During holidays, it is my son who naturally receives the most gifts. Shiny and colorful plastics, if not apparel printed with his favorite characters. Surprisingly, none of those gifts he would visit daily. Yet the photo book my sister-in-law gave our family, he browsed every morning. “That’s me and papa and mama.” “That’s in Istanbul.” “Philip is a baby.” “That’s in the new house.” It is amazing to watch how a young child, in the effort of understanding the self, stitches a personal story and puts together his own narrative, some true, some added. We’d have to keep these photos, documentation, and stories always at hand, I realize. For we are all bound to forget.

The great Gemino H. Abad says, “a people without memory has no country.” But what do we do when forgetting is inevitable? “All profound changes in consciousness…bring with them characteristic amnesias,” says Benedict Anderson.  He further proves his point by recounting that even though the thousands of days passing between infancy and early adulthood, direct recall simply vanishes. And so he proposes that documents, like photographs and birth records, help one to formulate identity, which, “because it cannot be ‘remembered,’ must be narrated.”

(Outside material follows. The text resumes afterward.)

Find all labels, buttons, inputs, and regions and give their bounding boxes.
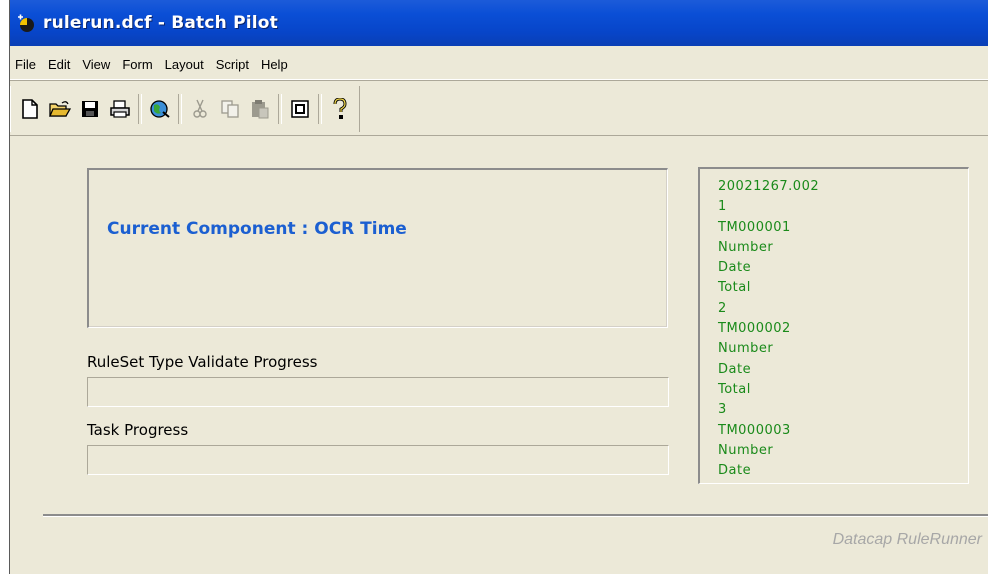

Here I come at last for my call to action. If a sole human being, with a single history and identity cannot possibly remember everything then what more nations?  And how can we even begin working through the geographical, now ideological and political, fragmentation? My answer? Stories. Narratives. And yes, fiction.  Read and write it, to remind us of who we once were, who we are today, and how we’d like to be tomorrow. Perhaps a better sense of self will emerge, and hopefully, a better sense of future.